The real issue is with the Certifying Authority. If you are buying an SSL from a trusted CA then the price is less of a factor. The validity of the certificate is all that matters. Your customers and website visitors can easily see the certificate chain and decide if they trust the CA or not. By using a less trustworthy CA you can appear cheap and like you do not have your customers best interests in mind.

 

What is web hosting?

In simple terms, what is web hosting?

Your customers search your company name on Google. They see your website pop up on the search page, and they click it. They are transported to your website. This is a process you have done thousands of times in your life. Where exactly does web hosting play in the picture?

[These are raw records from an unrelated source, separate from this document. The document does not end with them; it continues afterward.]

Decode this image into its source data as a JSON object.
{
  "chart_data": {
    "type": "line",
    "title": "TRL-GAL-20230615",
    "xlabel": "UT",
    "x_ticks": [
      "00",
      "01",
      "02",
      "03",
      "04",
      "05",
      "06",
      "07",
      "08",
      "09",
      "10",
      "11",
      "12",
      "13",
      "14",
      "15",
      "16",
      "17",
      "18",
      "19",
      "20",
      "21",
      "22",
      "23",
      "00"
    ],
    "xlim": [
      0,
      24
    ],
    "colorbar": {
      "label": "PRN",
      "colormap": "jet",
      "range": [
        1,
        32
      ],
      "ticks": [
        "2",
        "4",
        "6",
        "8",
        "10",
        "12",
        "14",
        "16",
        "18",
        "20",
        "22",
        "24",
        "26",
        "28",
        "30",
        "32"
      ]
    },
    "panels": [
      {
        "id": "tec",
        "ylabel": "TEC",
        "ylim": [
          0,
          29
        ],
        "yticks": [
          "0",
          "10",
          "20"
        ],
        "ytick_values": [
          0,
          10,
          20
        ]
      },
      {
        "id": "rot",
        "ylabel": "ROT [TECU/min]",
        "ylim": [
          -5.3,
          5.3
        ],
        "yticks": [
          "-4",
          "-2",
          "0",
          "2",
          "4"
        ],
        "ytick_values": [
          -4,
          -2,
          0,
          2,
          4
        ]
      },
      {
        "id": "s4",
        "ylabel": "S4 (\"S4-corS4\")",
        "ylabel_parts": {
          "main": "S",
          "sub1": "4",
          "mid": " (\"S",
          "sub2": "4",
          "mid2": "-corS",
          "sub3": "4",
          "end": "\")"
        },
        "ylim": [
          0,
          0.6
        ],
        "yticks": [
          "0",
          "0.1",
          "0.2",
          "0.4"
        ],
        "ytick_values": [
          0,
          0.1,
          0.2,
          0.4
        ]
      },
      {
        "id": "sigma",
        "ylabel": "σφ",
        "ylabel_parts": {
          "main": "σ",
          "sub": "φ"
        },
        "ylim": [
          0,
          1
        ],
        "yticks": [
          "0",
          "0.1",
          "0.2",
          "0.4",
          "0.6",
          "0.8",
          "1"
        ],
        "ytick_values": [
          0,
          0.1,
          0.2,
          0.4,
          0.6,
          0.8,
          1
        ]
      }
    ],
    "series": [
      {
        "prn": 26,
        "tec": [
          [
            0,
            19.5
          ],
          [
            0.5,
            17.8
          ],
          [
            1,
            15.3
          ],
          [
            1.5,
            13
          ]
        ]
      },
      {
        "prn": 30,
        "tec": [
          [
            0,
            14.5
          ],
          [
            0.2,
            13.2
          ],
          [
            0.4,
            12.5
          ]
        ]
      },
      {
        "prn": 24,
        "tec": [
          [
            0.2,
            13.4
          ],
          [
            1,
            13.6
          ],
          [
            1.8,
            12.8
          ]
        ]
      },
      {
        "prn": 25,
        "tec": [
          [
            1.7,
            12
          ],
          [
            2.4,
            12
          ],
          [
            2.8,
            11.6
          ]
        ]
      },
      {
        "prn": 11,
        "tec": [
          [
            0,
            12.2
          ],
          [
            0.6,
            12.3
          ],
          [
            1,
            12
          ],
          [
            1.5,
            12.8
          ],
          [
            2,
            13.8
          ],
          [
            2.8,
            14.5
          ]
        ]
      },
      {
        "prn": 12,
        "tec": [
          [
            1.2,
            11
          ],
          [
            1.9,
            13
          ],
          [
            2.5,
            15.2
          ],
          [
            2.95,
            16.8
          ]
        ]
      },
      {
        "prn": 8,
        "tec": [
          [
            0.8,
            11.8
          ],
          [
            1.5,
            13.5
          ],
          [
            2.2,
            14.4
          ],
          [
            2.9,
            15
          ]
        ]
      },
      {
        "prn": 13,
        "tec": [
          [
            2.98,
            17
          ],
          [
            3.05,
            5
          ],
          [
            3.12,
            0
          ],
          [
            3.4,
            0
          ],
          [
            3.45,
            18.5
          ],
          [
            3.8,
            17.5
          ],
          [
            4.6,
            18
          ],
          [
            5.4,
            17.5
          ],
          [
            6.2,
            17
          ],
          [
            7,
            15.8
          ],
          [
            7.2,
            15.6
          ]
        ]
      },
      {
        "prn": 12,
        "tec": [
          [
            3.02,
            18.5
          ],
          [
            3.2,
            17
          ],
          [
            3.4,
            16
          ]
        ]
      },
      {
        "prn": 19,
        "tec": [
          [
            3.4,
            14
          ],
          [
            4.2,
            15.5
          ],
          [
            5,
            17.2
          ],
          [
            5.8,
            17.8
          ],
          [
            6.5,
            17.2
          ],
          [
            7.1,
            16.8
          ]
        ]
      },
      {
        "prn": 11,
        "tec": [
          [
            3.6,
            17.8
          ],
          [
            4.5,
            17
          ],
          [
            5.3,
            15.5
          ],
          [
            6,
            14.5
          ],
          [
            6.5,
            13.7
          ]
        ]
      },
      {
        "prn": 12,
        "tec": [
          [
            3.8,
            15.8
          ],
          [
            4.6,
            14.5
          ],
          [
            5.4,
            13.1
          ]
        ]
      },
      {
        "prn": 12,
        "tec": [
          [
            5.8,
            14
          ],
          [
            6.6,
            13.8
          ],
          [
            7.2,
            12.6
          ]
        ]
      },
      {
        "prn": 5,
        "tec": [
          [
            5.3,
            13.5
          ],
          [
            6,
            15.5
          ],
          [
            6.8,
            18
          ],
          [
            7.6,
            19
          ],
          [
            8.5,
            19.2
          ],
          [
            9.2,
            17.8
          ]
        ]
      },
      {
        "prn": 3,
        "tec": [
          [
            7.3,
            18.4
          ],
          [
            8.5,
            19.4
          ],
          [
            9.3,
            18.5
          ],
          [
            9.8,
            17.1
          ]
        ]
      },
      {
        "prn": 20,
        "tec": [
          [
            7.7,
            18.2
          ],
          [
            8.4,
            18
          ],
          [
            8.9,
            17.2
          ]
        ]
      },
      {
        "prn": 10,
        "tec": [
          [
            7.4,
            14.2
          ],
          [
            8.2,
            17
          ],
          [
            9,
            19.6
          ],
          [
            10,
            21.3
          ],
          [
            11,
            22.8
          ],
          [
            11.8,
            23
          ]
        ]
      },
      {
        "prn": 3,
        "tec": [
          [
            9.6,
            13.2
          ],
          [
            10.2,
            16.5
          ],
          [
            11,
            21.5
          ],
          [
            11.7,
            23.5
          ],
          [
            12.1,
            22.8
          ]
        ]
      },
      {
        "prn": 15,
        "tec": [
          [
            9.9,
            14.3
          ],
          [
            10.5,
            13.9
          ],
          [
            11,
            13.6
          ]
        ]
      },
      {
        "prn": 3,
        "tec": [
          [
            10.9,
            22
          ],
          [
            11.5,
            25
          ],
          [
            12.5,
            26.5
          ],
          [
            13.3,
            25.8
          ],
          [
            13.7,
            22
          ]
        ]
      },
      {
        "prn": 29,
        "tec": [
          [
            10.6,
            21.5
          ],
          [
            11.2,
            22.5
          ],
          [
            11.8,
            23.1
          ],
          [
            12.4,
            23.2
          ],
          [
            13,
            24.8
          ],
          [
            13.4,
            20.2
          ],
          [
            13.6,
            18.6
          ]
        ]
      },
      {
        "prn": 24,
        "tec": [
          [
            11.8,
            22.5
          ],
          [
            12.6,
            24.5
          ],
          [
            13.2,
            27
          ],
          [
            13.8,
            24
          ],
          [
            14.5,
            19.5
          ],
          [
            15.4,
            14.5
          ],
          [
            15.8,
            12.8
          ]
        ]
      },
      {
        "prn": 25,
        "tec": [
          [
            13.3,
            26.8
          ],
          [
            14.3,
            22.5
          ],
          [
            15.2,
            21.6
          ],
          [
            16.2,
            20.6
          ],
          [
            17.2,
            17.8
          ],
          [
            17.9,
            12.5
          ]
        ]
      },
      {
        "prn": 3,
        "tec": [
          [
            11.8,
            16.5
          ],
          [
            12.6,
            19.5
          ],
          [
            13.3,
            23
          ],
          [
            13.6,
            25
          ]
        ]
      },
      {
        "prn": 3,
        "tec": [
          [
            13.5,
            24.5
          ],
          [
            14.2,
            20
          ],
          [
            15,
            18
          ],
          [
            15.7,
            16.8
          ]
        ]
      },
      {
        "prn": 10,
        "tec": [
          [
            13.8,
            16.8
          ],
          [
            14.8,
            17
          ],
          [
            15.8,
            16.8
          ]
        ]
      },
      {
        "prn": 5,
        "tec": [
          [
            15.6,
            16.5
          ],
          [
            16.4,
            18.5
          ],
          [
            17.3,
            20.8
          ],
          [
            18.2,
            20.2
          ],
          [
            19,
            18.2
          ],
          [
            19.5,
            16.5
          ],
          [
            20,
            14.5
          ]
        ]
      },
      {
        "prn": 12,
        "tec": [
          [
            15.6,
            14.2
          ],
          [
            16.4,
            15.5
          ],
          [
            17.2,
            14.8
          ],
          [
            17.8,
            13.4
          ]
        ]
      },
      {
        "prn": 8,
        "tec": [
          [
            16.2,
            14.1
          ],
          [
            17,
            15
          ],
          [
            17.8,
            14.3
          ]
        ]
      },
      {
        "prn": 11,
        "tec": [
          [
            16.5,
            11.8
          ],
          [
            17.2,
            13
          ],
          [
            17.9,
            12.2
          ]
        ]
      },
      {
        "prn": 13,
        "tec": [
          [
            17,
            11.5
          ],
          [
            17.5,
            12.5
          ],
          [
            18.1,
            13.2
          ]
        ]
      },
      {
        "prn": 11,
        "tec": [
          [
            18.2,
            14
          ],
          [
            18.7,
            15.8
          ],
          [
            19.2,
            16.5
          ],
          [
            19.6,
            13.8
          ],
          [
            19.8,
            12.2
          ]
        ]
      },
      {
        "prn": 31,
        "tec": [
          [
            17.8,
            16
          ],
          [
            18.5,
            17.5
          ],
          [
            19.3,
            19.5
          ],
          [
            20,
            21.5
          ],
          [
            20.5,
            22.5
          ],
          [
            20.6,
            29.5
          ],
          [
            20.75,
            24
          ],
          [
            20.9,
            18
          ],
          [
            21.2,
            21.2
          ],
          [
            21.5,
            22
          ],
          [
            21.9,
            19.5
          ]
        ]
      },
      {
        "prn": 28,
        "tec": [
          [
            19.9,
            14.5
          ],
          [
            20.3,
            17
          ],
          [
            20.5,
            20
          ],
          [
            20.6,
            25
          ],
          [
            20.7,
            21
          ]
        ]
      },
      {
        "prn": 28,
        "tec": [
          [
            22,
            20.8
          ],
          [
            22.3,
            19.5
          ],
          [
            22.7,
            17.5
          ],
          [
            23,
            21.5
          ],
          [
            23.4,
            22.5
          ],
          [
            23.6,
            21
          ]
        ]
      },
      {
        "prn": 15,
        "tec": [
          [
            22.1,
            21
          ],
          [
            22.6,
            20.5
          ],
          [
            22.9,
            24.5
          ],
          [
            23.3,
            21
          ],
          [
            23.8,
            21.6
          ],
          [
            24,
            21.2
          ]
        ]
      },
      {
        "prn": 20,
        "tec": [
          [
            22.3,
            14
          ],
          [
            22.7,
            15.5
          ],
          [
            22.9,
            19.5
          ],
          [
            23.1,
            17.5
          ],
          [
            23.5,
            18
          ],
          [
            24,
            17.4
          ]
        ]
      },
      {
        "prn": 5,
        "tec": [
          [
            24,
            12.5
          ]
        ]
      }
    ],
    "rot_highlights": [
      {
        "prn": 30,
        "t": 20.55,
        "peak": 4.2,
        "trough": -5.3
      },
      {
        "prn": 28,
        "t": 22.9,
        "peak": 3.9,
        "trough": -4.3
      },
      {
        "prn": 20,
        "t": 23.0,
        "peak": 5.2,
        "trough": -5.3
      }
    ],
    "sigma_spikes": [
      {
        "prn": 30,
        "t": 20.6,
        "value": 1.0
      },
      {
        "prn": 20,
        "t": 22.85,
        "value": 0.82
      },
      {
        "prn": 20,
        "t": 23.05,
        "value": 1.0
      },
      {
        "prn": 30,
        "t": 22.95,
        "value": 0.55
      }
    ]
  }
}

To put a website up you need to first purchase a domain name. When people go to your website by typing in www,yourdomainname.com, they are taken to your site. But if you have no web hosting, they will be taken to a blank page.

Web hosting can vary widely in price depending on your company needs. There are even options for free web hosting available.

How do domain names know where to point visitors? This is done using DNS. DNS or Domain Name System refers to nameservers. It is a code that you “point” towards your web hosting company so that the web hosting company can associate your website with the web hosting service that you have purchase from them. If you are purchasing your domain from your web hosting provider then the DNS code will already be pointing to the web hosting site and you will not have to make any changes. However, if you purchase your domain name from a third party you will have to follow the simple process of pointing your domain name to your web host. This sounds more complicated than it really is. Generally it is a process that can be completed in just a few minutes.

Web hosting is what allows visitors to actually see your website.
It is where you website exists. You need to buy a site for your brick and mortar business to exist in. Web hosting is this space where you can store your files, images, and web content.

If you are asking about web hosting, you probably also want to know if good web hosting is important.

How does web hosting work?

A web hosting company has a physical server and a data center. The server provides space for your website to exist on. When you are uploading files, they need to be stored somewhere. They are stored in the physical server of your web hosting provider.

What is a server?

This is another term that is less complicated than it sounds. In essence, a server is just a computer that is used for a network. The word server refers to both the computer that is used for computational power and the computer program that allows the computer’s resources to be used for hosting your website.

Web hosting servers are where all of your files reside. This includes the HTML that forms your websites and all of your media content such as pictures and videos.

The data center offers you connectivity to the internet.

In the end, web hosting is very simple. A web hosting company is one which uses a whole bunch of computers that work as servers to store all of your website’s data.